上席執行役員 マリン事業本部長の井端俊彰氏は、同社マリン事業部について、船外機やクルージングボート製造から発展し、ボート教室やシェアリングサービスなども展開してきた1960年からの長い歴史を紹介。現在の主力製品は船外機とその周辺機器だ。「新興国や途上国を含む世界中の国々では、漁業や輸送などのさまざまな業務用途でヤマハ発動機のマリン製品が使用されている。当社の製品が毎日の生活基盤として欠かせない役割を担っており、これらの国々における水産業の発展や社会インフラとして貢献している」(井端氏)
井端氏はマリン事業の長期ビジョンを「信頼性と豊かなマリンライフの提供」と掲げ、その実現のために「マリン文化を変える、日常が変わる」「海、人、社会を結ぶ」「今日よりもっと素晴らしい海を、未来へ送る」「海の秘めたポテンシャルを解放する」といった4つの方針を定めていると説明した。

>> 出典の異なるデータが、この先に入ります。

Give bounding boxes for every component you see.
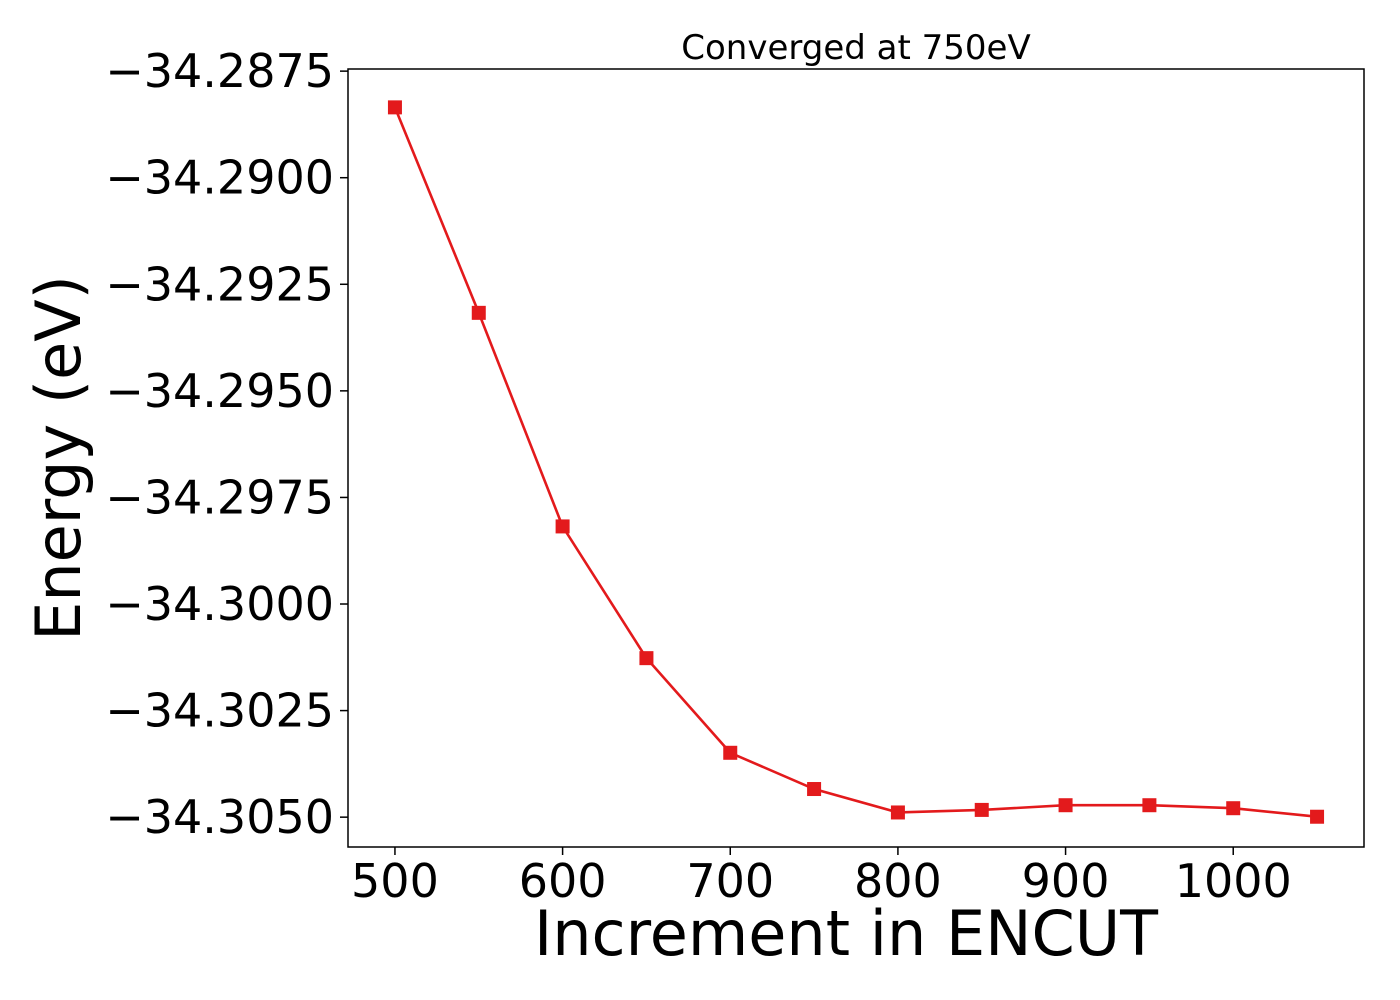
data-point-marker: [555, 519, 570, 534]
data-point-marker: [471, 305, 486, 320]
y-axis-title: Energy (eV): [22, 275, 95, 641]
x-axis-title: Increment in ENCUT: [534, 897, 1159, 970]
series-layer: [387, 100, 1325, 824]
y-tick-label: −34.2875: [105, 44, 334, 98]
y-tick-label: −34.3025: [105, 684, 334, 738]
data-point-marker: [890, 805, 905, 820]
y-axis: −34.2875 −34.2900 −34.2925 −34.2950 −34.2975…: [105, 44, 348, 844]
x-tick-label: 500: [351, 854, 439, 908]
x-tick-label: 900: [1022, 854, 1110, 908]
data-point-marker: [723, 745, 738, 760]
y-tick-label: −34.2950: [105, 364, 334, 418]
data-point-marker: [1310, 809, 1325, 824]
y-tick-label: −34.2925: [105, 257, 334, 311]
y-tick-label: −34.2900: [105, 151, 334, 205]
chart-title: Converged at 750eV: [681, 28, 1030, 68]
data-point-marker: [387, 100, 402, 115]
data-point-marker: [974, 802, 989, 817]
y-tick-label: −34.2975: [105, 470, 334, 524]
y-tick-label: −34.3050: [105, 790, 334, 844]
x-tick-label: 600: [519, 854, 607, 908]
data-point-marker: [1226, 801, 1241, 816]
x-tick-label: 800: [854, 854, 942, 908]
data-point-marker: [639, 651, 654, 666]
x-tick-label: 700: [686, 854, 774, 908]
x-tick-label: 1000: [1175, 854, 1292, 908]
series-line: [393, 106, 1318, 819]
data-point-marker: [1058, 798, 1073, 813]
x-axis: 500 600 700 800 900 1000: [351, 847, 1292, 908]
data-point-marker: [807, 782, 822, 797]
data-point-marker: [1142, 798, 1157, 813]
plot-frame: [347, 68, 1365, 848]
y-tick-label: −34.3000: [105, 577, 334, 631]
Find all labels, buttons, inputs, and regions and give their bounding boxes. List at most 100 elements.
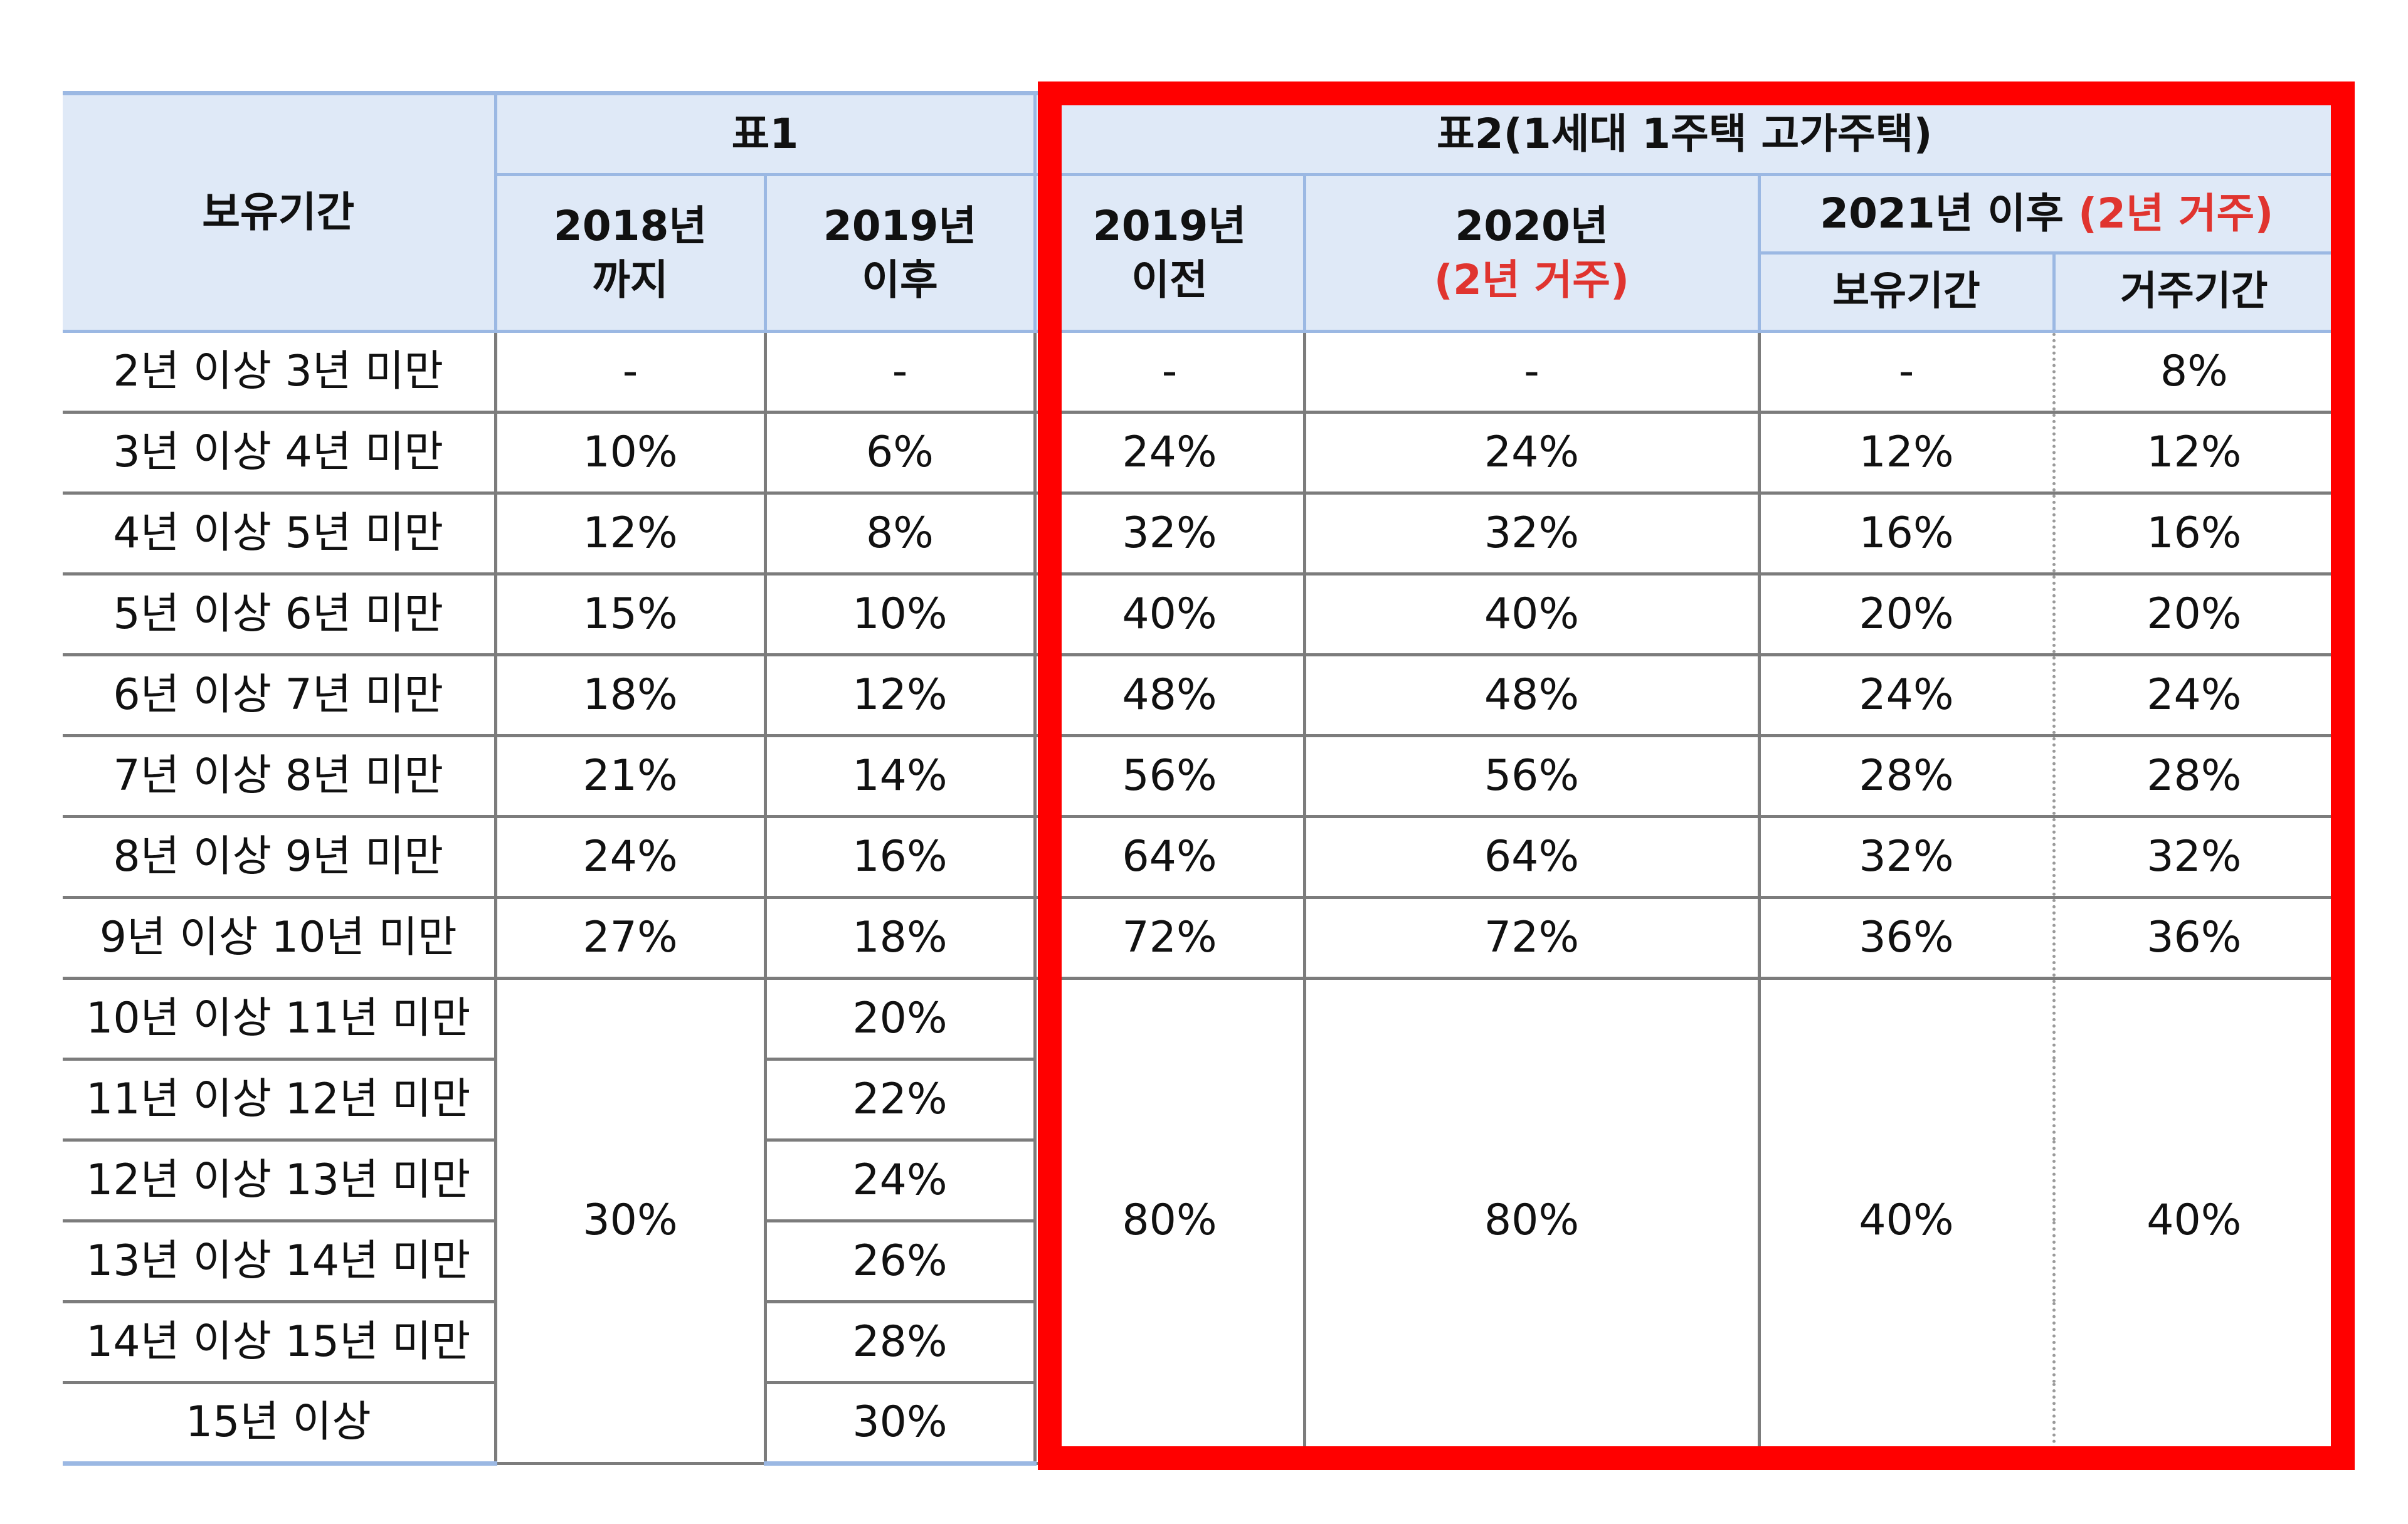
header-t1-2019: 2019년 이후	[763, 173, 1037, 333]
header-t2-2019-year: 2019년	[1092, 201, 1247, 250]
value-cell: 12%	[1757, 411, 2056, 495]
value-cell: -	[763, 330, 1037, 414]
value-cell: 16%	[1757, 491, 2056, 575]
value-cell: 27%	[494, 896, 767, 980]
table-row: 4년 이상 5년 미만 12% 8% 32% 32% 16% 16%	[63, 491, 2333, 575]
header-t1-2018: 2018년 까지	[494, 173, 767, 333]
value-cell: 48%	[1033, 653, 1306, 737]
table-row: 2년 이상 3년 미만 - - - - - 8%	[63, 330, 2333, 414]
value-cell: 32%	[1033, 491, 1306, 575]
value-cell: 40%	[1033, 572, 1306, 656]
header-t2-2019-before: 이전	[1131, 255, 1208, 304]
table-row: 6년 이상 7년 미만 18% 12% 48% 48% 24% 24%	[63, 653, 2333, 737]
table-row: 7년 이상 8년 미만 21% 14% 56% 56% 28% 28%	[63, 734, 2333, 818]
header-t2-2021-residence: (2년 거주)	[2078, 189, 2274, 238]
value-cell: 16%	[763, 815, 1037, 899]
value-cell: 56%	[1033, 734, 1306, 818]
header-t2-2020-residence: (2년 거주)	[1434, 255, 1630, 304]
period-cell: 8년 이상 9년 미만	[63, 815, 497, 899]
value-cell: 12%	[2052, 411, 2333, 495]
period-cell: 10년 이상 11년 미만	[63, 977, 497, 1061]
value-cell: 24%	[1033, 411, 1306, 495]
value-cell: -	[1757, 330, 2056, 414]
value-cell: 40%	[1302, 572, 1761, 656]
value-cell: 28%	[763, 1300, 1037, 1384]
period-cell: 12년 이상 13년 미만	[63, 1138, 497, 1222]
value-cell: 22%	[763, 1058, 1037, 1142]
value-cell: 15%	[494, 572, 767, 656]
value-cell: 18%	[494, 653, 767, 737]
value-cell: 72%	[1302, 896, 1761, 980]
header-t2-2021: 2021년 이후 (2년 거주)	[1757, 173, 2333, 255]
table-row: 8년 이상 9년 미만 24% 16% 64% 64% 32% 32%	[63, 815, 2333, 899]
value-cell: 21%	[494, 734, 767, 818]
merged-value-cell: 80%	[1033, 977, 1306, 1465]
period-cell: 15년 이상	[63, 1381, 497, 1466]
value-cell: 26%	[763, 1219, 1037, 1303]
header-t2-2021-living: 거주기간	[2052, 251, 2333, 333]
header-table2: 표2(1세대 1주택 고가주택)	[1033, 91, 2333, 176]
value-cell: 12%	[763, 653, 1037, 737]
header-t2-2021-holding: 보유기간	[1757, 251, 2056, 333]
merged-value-cell: 40%	[1757, 977, 2056, 1465]
value-cell: 28%	[1757, 734, 2056, 818]
table-row: 14년 이상 15년 미만 28%	[63, 1300, 2333, 1384]
table-row: 11년 이상 12년 미만 22%	[63, 1058, 2333, 1142]
table-row: 12년 이상 13년 미만 24%	[63, 1138, 2333, 1222]
header-t2-2021-label: 2021년 이후	[1820, 189, 2064, 238]
table-row: 15년 이상 30%	[63, 1381, 2333, 1466]
period-cell: 7년 이상 8년 미만	[63, 734, 497, 818]
merged-value-cell: 40%	[2052, 977, 2333, 1465]
value-cell: 24%	[1757, 653, 2056, 737]
header-table1: 표1	[494, 91, 1037, 176]
table-row: 10년 이상 11년 미만 30% 20% 80% 80% 40% 40%	[63, 977, 2333, 1465]
table-row: 13년 이상 14년 미만 26%	[63, 1219, 2333, 1303]
header-t1-2019-year: 2019년	[823, 201, 977, 250]
value-cell: 10%	[763, 572, 1037, 656]
period-cell: 9년 이상 10년 미만	[63, 896, 497, 980]
value-cell: 18%	[763, 896, 1037, 980]
value-cell: 72%	[1033, 896, 1306, 980]
value-cell: -	[494, 330, 767, 414]
rate-table: 보유기간 표1 표2(1세대 1주택 고가주택) 2018년 까지 2019년 …	[63, 91, 2333, 1466]
header-period: 보유기간	[63, 91, 497, 333]
value-cell: 20%	[2052, 572, 2333, 656]
value-cell: 16%	[2052, 491, 2333, 575]
value-cell: 8%	[763, 491, 1037, 575]
value-cell: 32%	[1757, 815, 2056, 899]
period-cell: 4년 이상 5년 미만	[63, 491, 497, 575]
value-cell: 36%	[2052, 896, 2333, 980]
period-cell: 11년 이상 12년 미만	[63, 1058, 497, 1142]
period-cell: 6년 이상 7년 미만	[63, 653, 497, 737]
period-cell: 13년 이상 14년 미만	[63, 1219, 497, 1303]
value-cell: 30%	[763, 1381, 1037, 1466]
header-t1-2018-until: 까지	[592, 255, 668, 304]
value-cell: 32%	[2052, 815, 2333, 899]
value-cell: 28%	[2052, 734, 2333, 818]
value-cell: 6%	[763, 411, 1037, 495]
value-cell: 36%	[1757, 896, 2056, 980]
value-cell: -	[1302, 330, 1761, 414]
value-cell: 56%	[1302, 734, 1761, 818]
period-cell: 14년 이상 15년 미만	[63, 1300, 497, 1384]
value-cell: 10%	[494, 411, 767, 495]
value-cell: 24%	[763, 1138, 1037, 1222]
value-cell: -	[1033, 330, 1306, 414]
period-cell: 5년 이상 6년 미만	[63, 572, 497, 656]
table-row: 5년 이상 6년 미만 15% 10% 40% 40% 20% 20%	[63, 572, 2333, 656]
header-t2-2020-year: 2020년	[1455, 201, 1608, 250]
value-cell: 24%	[2052, 653, 2333, 737]
period-cell: 3년 이상 4년 미만	[63, 411, 497, 495]
value-cell: 20%	[1757, 572, 2056, 656]
value-cell: 8%	[2052, 330, 2333, 414]
value-cell: 64%	[1033, 815, 1306, 899]
value-cell: 24%	[494, 815, 767, 899]
value-cell: 24%	[1302, 411, 1761, 495]
value-cell: 32%	[1302, 491, 1761, 575]
merged-value-cell: 80%	[1302, 977, 1761, 1465]
value-cell: 48%	[1302, 653, 1761, 737]
header-t1-2018-year: 2018년	[553, 201, 707, 250]
header-t2-2019: 2019년 이전	[1033, 173, 1306, 333]
period-cell: 2년 이상 3년 미만	[63, 330, 497, 414]
value-cell: 14%	[763, 734, 1037, 818]
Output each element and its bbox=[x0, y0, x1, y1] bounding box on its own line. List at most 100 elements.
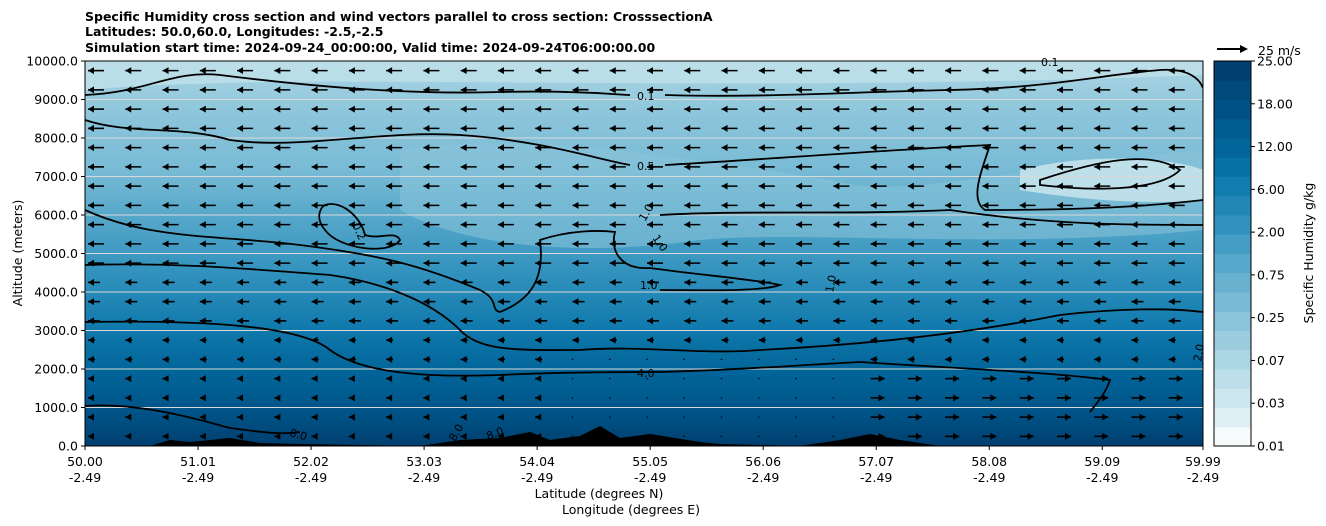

加えて、長期ビジョンを実現するための2つの柱として「マリン版CASE戦略」と「カーボンニュートラル対応」を紹介した。マリン版CASE戦略では2024年にかけて「Connected=つながる安心」「Autonomous=安心で快適なマリンレジャー」「Shared=経験から自己実現へ」「Electric=より快適なボード操船」それぞれの実現を目指して先端技術の活用を進めている。
Connectedの領域では2021年に買収した米国のSiren Marineとの協業でスマートフォンからボートを遠隔監視できるシステムを開発してすでに販売している他、自社アプリ「My YAMAHA」にも展開して自分が所有するボートの整備履歴と点検時期のリマインダーを発行できるようになっている。
Autonomousの領域では、自社開発の操船システム「Helm Master EX」によって、船外機1基から複数機までの制御を可能にしたオートパイロットシステムを開発した。これによって、コース維持やトラックポイントに沿った航行、パターン操船だけでなく、釣行における定点保持や風に流されるドリフトの自動修正、そして、着岸における自動操船が可能になる。
Sharedの領域では、以前から展開している会員制レンタルボートサービス「ヤマハマリンクラブ・シースタイル」に加えて、それぞれの知見を共有するデジタルプラットフォームを開発しているフィンランドの「Skipperi」に出資して、同様サービスのシースタイル適合と欧米におけるシースタイル形態の事業化をそれぞれ検討している。